To improve society, you need governments to want to improve society. This seems obvious, unless you see government function as either wasting money or punishing the worst off in our society. But governments can function very effectively to improve society, and these two articles illustrate this:

  1. Trudeau’s Child Benefit Is Helping Drive Poverty to New Lows – Bloomberg
  2. Jobs, Houses and Cows: China’s Costly Drive to Erase Extreme Poverty – The New York Times

In both countries, poverty isn’t declining by magic or the invisible hand of capitalism. It’s being driven down by specific policies and programs with an aim to eliminate poverty.

A better world is possible.
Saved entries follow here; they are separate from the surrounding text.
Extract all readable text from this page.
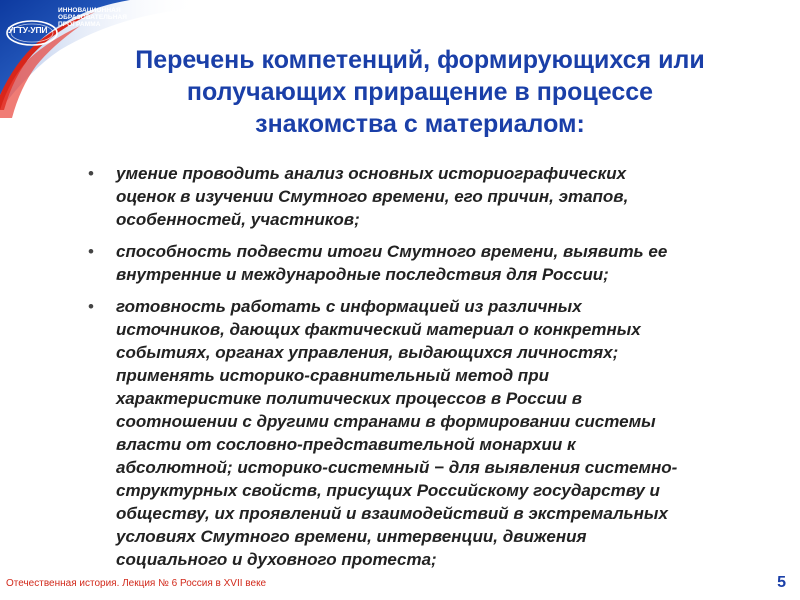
ИННОВАЦИОННАЯ
ОБРАЗОВАТЕЛЬНАЯ
ПРОГРАММА
УГТУ-УПИ
Перечень компетенций, формирующихся или
получающих приращение в процессе
знакомства с материалом:
• умение проводить анализ основных историографических
оценок в изучении Смутного времени, его причин, этапов,
особенностей, участников;
• способность подвести итоги Смутного времени, выявить ее
внутренние и международные последствия для России;
• готовность работать с информацией из различных
источников, дающих фактический материал о конкретных
событиях, органах управления, выдающихся личностях;
применять историко-сравнительный метод при
характеристике политических процессов в России в
соотношении с другими странами в формировании системы
власти от сословно-представительной монархии к
абсолютной; историко-системный − для выявления системно-
структурных свойств, присущих Российскому государству и
обществу, их проявлений и взаимодействий в экстремальных
условиях Смутного времени, интервенции, движения
социального и духовного протеста;
Отечественная история. Лекция № 6 Россия в XVII веке	5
Progress is possible. We just need people and their governments to want it to become possible. Never believe that progress is impossible or an illusion.

(Chart above from here. The downward line is people living in extreme poverty, while the upward line is people not living in extreme poverty.)
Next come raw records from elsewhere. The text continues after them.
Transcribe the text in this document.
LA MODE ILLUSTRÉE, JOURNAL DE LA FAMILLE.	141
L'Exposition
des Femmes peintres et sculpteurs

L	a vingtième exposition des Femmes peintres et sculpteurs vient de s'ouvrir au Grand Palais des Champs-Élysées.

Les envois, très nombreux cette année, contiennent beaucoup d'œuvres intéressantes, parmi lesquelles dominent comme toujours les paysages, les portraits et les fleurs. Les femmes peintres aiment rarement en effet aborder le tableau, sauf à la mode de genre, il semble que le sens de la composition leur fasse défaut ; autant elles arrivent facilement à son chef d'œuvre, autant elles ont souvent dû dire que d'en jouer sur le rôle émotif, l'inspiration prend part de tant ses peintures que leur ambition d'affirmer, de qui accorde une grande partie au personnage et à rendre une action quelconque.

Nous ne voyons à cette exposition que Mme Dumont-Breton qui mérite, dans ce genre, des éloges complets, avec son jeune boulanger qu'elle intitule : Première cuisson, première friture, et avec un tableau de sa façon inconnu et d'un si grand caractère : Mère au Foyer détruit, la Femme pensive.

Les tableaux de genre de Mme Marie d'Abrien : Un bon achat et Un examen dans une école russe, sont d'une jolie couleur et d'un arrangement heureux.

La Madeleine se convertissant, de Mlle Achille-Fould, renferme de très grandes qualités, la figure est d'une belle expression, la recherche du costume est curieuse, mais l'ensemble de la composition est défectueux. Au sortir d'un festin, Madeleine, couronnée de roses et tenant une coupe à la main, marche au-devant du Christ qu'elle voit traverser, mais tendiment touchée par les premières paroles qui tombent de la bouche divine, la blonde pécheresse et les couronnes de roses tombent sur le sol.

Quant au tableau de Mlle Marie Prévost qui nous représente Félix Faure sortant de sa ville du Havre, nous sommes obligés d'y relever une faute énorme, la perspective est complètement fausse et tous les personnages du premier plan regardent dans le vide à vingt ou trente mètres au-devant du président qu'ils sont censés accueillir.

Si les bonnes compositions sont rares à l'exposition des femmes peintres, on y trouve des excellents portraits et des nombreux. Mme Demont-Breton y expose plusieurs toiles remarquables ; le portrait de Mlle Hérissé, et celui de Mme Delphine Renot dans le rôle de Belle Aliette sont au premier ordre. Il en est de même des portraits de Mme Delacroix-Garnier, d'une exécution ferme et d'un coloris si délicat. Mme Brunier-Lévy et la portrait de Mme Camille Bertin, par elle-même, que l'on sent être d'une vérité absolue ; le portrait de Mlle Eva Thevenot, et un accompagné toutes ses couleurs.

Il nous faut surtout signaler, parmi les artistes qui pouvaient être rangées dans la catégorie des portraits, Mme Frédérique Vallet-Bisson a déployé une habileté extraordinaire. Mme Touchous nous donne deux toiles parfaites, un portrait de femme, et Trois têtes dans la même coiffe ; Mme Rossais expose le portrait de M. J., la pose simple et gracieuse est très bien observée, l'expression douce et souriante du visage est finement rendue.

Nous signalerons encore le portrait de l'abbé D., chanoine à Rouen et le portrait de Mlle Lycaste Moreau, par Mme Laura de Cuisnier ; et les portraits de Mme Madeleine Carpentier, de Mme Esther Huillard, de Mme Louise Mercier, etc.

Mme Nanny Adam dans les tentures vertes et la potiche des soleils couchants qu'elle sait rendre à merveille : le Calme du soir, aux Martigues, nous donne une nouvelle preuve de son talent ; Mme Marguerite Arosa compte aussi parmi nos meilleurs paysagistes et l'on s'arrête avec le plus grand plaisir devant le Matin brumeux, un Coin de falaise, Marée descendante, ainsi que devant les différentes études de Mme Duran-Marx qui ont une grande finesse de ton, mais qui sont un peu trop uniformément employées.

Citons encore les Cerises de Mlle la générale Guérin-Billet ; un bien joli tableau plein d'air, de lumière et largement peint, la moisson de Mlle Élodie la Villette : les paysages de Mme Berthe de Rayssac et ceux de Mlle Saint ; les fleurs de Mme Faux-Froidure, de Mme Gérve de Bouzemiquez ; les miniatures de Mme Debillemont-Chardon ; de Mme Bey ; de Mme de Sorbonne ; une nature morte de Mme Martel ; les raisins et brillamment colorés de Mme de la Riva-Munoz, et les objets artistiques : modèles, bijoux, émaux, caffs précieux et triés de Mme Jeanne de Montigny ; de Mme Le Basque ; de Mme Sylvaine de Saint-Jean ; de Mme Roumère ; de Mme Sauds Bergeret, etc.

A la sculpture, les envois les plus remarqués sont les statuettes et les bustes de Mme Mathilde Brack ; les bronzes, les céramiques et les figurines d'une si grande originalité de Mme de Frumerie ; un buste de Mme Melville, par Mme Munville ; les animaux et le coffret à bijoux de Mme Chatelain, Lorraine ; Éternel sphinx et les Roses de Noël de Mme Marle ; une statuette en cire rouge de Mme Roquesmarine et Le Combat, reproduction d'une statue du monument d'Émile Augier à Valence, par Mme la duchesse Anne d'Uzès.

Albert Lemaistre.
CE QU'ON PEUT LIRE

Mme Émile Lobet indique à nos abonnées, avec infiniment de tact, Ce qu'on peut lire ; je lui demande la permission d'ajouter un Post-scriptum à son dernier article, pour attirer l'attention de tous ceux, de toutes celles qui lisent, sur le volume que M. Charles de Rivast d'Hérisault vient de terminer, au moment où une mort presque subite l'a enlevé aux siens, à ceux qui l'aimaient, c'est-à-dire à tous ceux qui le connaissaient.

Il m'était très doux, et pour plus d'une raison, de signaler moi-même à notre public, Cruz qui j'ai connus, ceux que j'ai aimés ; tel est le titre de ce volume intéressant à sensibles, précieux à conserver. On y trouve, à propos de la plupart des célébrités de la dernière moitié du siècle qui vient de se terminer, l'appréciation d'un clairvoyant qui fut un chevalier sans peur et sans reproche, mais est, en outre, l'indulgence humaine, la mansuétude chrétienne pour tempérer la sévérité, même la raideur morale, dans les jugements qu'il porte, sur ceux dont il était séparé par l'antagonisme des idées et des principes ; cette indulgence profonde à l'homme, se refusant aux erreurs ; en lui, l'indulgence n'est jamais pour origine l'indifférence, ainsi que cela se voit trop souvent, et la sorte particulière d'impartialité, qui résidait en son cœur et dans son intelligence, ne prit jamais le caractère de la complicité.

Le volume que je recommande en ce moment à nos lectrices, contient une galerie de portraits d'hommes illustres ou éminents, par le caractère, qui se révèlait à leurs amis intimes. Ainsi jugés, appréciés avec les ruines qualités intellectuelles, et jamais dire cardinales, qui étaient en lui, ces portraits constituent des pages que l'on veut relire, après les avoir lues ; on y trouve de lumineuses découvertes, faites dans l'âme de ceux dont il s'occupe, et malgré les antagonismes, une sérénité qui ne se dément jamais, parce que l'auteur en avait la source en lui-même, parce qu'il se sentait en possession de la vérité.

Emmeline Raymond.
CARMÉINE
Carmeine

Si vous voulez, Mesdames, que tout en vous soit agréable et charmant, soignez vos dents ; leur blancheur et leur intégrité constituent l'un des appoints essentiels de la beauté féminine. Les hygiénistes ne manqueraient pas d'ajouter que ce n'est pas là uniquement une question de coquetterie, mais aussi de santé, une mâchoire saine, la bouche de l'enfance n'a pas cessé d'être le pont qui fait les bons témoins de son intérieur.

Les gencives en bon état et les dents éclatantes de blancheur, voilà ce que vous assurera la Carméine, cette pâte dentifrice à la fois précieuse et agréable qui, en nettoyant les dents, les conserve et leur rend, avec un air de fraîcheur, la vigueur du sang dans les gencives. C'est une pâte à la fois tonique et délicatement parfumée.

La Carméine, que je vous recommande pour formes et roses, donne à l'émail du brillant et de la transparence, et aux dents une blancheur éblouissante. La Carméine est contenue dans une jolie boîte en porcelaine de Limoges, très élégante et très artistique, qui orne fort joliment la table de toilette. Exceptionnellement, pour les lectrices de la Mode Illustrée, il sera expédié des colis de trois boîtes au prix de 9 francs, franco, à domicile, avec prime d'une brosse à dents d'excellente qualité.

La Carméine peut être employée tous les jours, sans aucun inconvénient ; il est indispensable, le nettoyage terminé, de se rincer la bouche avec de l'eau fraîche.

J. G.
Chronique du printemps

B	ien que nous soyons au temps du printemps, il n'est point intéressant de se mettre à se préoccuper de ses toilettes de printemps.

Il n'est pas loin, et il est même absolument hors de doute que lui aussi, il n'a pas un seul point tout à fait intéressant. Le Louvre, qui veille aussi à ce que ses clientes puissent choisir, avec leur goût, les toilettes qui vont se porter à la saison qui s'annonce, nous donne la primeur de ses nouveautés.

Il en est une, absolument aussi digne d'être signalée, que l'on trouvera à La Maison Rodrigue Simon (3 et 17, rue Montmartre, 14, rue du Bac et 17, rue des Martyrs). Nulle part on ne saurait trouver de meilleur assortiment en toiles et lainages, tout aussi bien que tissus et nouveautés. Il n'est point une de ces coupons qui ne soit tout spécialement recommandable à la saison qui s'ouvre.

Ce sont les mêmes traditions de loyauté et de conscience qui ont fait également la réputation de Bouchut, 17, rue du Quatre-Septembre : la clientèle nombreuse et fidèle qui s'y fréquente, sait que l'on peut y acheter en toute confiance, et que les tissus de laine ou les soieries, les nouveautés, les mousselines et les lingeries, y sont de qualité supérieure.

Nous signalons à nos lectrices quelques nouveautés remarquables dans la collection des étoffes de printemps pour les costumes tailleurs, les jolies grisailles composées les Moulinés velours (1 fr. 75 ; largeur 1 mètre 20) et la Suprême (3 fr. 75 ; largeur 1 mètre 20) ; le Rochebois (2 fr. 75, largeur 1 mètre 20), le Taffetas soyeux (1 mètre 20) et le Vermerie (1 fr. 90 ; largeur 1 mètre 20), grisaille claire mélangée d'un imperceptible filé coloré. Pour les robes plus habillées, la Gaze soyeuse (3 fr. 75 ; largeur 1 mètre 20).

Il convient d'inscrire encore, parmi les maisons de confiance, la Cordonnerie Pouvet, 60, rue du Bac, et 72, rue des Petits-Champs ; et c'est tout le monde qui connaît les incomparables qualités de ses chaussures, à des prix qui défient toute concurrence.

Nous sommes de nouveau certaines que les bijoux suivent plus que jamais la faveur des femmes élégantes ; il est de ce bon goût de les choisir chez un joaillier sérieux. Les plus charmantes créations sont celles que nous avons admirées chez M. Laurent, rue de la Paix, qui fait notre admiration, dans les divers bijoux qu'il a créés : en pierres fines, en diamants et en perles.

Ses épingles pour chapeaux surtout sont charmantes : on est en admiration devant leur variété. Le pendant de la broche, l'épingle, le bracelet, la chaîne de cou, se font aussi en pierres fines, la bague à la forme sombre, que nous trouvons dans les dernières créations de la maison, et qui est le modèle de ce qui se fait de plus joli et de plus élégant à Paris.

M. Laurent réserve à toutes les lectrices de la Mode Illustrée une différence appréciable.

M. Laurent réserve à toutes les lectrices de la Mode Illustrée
How living in a poor neighborhood changes everything about your life (and this was before the pandemic)

This is a really good explanation piece on how living in a poor neighborhood changes everything about your life (Vox).

It is focused on the United States, but is not unique to it. Well worth reading. It can also explain why people who live in poorer neighborhoods are more likely to suffer the effects of the pandemic.



We don’t talk much about poverty anymore. We talk about the middle class a lot. We don’t talk about the upper class or the rich anymore: instead we talk about them in terms of percentage points. And we don’t talk about the poor as much as we talk about those who are homeless. But there are still poor people in our society, and one member of that group wrote about it here: Falling.

He has a home, he was middleclass, and now he is poor. The story is sad but not exceptional.

I don’t know why we don’t talk about the poor so much any more. Perhaps we see poverty as shameful, not for the people who are poor, but shameful for people who don’t see themselves as poor. I don’t know. I think we do need to talk about it and the spectrum of financial status, and I think we need to work towards a fairer and more equitable society. First, we need to look and talk about it more clearly.


Can homelessness be reduced?

Definitely yes. Here’s how two cities are doing it:

  1.  New Orleans
  2. Helsinki

It can be done. These cities are showing how it can be done. Other cities need to strive for similar or better results.